Ethnic Azeris Targeted in Church Raid
Barnabas Fund News
On 13 July police raided a Baptist service being held in a private apartment in Gyanja, Azerbaijan. They interrupted the service during the sermon and declared the gathering to be illegal because it was not a registered church. They then proceeded to take the two ethnic Azeri members, Zaur Ismailov and Magomet Musayev, to the police station and interrogate them for three hours; they were interrogated for similar three hour stretches over the next few days as well. There were around a dozen members of the congregation, but only Ismailov and Musayev were targeted for interrogations and fines. Being ethnically Azeri, they would be viewed as apostates from Islam since nearly all Azeris are traditionally Muslim; as such they would come under particular pressure from the Azerbaijani authorities.
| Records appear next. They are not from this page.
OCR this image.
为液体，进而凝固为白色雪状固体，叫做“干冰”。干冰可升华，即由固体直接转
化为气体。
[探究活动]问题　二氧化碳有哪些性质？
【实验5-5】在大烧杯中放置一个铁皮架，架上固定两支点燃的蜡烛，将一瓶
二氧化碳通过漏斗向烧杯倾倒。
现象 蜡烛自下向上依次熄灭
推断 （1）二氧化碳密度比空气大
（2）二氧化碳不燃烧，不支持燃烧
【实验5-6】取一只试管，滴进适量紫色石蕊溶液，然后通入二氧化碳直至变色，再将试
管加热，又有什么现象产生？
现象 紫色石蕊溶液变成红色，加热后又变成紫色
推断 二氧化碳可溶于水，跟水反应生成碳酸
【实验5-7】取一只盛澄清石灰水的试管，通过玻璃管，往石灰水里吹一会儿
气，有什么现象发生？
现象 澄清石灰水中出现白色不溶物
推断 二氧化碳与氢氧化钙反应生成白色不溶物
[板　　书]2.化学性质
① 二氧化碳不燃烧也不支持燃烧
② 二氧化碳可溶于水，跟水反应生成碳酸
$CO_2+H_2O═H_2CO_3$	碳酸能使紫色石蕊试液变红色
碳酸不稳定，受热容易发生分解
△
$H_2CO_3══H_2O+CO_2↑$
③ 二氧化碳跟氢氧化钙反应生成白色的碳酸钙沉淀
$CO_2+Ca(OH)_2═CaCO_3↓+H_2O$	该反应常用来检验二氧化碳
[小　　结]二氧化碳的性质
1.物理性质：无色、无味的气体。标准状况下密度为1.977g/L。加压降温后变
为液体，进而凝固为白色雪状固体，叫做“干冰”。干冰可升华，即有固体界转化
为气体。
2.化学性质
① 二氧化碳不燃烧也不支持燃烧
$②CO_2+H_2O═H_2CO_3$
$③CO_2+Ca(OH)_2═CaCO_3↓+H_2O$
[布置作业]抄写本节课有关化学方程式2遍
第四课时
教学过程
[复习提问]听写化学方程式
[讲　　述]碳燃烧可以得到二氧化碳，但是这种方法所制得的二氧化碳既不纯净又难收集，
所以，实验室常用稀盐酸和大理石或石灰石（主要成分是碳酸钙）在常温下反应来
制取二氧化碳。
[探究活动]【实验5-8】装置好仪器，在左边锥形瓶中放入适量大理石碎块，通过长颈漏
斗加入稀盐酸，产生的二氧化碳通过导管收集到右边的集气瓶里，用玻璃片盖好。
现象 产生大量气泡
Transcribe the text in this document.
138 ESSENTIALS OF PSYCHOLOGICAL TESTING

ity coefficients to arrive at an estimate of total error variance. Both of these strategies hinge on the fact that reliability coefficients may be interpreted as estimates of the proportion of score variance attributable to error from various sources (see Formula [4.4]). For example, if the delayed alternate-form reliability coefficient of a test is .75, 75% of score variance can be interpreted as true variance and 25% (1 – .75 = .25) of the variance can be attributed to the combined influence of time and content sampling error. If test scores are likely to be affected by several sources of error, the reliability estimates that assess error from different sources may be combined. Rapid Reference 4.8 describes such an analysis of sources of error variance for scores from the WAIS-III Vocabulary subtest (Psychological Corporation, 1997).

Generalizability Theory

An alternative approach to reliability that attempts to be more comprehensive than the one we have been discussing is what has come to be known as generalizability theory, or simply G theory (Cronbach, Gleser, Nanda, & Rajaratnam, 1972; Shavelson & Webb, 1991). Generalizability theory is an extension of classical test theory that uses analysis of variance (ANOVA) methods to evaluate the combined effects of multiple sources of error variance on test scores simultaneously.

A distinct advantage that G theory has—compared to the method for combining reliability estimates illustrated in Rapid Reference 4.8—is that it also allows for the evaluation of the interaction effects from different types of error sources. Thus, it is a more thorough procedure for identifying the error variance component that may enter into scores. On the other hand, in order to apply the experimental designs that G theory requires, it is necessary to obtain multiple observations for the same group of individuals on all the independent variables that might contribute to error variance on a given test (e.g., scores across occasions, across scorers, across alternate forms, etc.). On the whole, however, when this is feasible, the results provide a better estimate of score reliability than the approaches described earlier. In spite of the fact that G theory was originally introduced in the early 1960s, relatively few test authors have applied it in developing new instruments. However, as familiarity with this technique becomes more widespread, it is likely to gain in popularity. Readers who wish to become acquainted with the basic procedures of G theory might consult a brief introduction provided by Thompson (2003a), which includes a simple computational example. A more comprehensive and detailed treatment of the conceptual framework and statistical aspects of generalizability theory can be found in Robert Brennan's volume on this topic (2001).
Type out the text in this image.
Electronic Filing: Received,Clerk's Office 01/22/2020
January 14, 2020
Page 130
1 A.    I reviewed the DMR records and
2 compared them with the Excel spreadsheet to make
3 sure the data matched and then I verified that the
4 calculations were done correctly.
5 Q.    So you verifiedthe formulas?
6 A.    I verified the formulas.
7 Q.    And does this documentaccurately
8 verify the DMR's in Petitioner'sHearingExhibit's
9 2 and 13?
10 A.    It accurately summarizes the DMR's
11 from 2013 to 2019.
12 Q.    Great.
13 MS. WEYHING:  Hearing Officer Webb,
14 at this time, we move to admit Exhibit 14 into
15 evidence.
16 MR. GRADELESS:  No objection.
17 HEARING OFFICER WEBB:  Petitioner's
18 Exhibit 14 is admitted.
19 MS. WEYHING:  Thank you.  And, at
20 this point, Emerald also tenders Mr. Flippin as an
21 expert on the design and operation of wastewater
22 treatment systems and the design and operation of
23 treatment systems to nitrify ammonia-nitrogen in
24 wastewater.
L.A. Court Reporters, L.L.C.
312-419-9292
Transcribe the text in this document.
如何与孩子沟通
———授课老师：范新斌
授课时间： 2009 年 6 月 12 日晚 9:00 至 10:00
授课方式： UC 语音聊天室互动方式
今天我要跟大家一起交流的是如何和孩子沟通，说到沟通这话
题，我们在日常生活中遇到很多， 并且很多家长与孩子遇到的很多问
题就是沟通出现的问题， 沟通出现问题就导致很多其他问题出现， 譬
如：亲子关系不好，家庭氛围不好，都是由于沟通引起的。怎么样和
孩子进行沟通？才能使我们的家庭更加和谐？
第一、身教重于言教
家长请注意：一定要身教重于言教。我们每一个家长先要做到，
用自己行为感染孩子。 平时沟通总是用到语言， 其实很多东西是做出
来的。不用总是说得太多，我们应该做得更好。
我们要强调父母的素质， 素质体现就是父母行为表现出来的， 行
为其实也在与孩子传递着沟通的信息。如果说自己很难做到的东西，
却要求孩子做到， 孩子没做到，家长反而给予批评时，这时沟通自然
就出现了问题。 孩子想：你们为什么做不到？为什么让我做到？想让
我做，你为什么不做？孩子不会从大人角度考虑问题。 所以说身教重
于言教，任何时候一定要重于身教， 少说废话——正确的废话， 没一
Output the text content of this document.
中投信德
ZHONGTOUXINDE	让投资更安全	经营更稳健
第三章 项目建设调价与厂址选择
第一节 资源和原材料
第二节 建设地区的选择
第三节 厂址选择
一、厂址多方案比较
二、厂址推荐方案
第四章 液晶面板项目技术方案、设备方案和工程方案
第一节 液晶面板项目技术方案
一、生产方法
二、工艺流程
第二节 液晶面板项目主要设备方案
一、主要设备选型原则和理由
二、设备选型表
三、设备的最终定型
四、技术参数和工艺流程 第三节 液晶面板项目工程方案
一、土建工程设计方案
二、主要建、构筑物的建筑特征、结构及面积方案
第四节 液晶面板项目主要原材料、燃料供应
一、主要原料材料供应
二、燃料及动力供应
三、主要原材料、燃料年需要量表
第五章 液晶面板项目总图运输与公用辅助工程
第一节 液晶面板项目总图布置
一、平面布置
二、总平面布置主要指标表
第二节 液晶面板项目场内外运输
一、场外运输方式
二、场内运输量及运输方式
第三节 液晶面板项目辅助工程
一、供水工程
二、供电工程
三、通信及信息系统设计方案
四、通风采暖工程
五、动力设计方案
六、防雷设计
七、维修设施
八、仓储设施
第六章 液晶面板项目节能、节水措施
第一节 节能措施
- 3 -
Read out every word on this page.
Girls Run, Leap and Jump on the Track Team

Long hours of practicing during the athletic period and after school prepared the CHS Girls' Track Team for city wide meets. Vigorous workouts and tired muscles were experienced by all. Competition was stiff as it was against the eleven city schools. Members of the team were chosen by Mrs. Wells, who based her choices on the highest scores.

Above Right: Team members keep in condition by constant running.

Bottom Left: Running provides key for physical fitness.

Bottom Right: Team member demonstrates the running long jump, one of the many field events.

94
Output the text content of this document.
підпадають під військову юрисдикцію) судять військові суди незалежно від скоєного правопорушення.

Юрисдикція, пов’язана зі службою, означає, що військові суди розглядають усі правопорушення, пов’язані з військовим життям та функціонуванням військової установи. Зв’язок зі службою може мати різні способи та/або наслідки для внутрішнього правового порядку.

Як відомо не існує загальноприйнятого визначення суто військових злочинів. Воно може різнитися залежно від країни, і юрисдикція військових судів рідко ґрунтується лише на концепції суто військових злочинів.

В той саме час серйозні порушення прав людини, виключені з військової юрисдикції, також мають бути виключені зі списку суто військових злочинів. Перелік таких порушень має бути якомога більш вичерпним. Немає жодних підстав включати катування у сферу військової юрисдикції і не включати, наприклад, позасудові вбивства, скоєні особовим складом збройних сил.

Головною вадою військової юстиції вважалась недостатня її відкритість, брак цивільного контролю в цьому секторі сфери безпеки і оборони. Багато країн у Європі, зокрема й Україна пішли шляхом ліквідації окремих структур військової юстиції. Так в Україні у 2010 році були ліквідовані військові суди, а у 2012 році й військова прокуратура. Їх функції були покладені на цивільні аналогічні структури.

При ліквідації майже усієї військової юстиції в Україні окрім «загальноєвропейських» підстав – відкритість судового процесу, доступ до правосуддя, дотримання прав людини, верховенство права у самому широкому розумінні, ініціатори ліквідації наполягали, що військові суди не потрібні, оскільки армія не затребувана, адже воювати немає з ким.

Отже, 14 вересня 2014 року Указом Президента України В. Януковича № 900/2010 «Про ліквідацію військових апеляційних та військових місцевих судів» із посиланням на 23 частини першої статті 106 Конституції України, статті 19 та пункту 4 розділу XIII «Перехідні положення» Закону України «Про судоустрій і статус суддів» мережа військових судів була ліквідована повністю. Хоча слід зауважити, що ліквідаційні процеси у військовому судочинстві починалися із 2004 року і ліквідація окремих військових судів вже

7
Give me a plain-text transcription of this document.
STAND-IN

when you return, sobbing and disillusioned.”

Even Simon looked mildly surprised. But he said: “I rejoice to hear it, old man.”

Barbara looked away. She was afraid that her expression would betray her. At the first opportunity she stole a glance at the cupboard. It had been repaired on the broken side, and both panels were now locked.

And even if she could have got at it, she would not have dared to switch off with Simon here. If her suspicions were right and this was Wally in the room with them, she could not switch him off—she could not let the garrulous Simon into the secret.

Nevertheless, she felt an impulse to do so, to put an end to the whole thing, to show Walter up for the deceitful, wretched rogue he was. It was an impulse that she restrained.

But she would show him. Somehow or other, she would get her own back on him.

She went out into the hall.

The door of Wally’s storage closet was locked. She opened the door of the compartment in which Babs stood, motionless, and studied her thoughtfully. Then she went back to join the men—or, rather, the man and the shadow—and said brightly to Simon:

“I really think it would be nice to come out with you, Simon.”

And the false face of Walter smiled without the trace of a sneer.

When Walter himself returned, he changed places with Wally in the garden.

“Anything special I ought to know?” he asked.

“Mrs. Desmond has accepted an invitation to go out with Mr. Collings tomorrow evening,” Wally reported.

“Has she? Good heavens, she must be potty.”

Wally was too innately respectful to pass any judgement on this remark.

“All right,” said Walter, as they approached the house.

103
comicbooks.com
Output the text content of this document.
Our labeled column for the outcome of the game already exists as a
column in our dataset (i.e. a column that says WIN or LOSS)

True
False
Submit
The other members of the congregation were of non-Azeri, non-Muslim heritage, and thus not apostates in the eyes of the authorities.
Closing Arguments Heard in Russian Baptist Seminarian Smuggling Case
Frank Brown, Religion News Service
Appealing for wisdom and justice, lawyers for a Harvard Divinity School student charged with smuggling $48,000 in cash into Russia made closing arguments Wednesday in a case being closely watched by thousands of American evangelicals. "We're not talking about some kind of dirty money," Anatoly Pchelintsev told the court. "It was collected by Russian believers in America to help the poor and needy here." His client, Andrew Okhotin, a Baptist youth pastor in Massachusetts, is accused of trying to bring the cash through Moscow's main airport without declaring it to customs officials. During the late March incident, Okhotin says he duly filled out a customs declaration, which customs inspectors ignored, choosing to demand bribes of first $10,000 and then $5,000. A significant part of the three-hour proceeding was devoted to reading into the record dozens of faxed and mailed appeals for justice from hundreds of evangelical Christians, Okhotin's professors and a letter from eight U.S. congressmen. Okhotin's case resonates deeply in Christian circles not only because they view him as the victim of venal customs officials but also because his father was convicted in 1984 for his leadership role in the underground Baptist church and spent years in a Soviet labor camp. A verdict could come as early as Friday.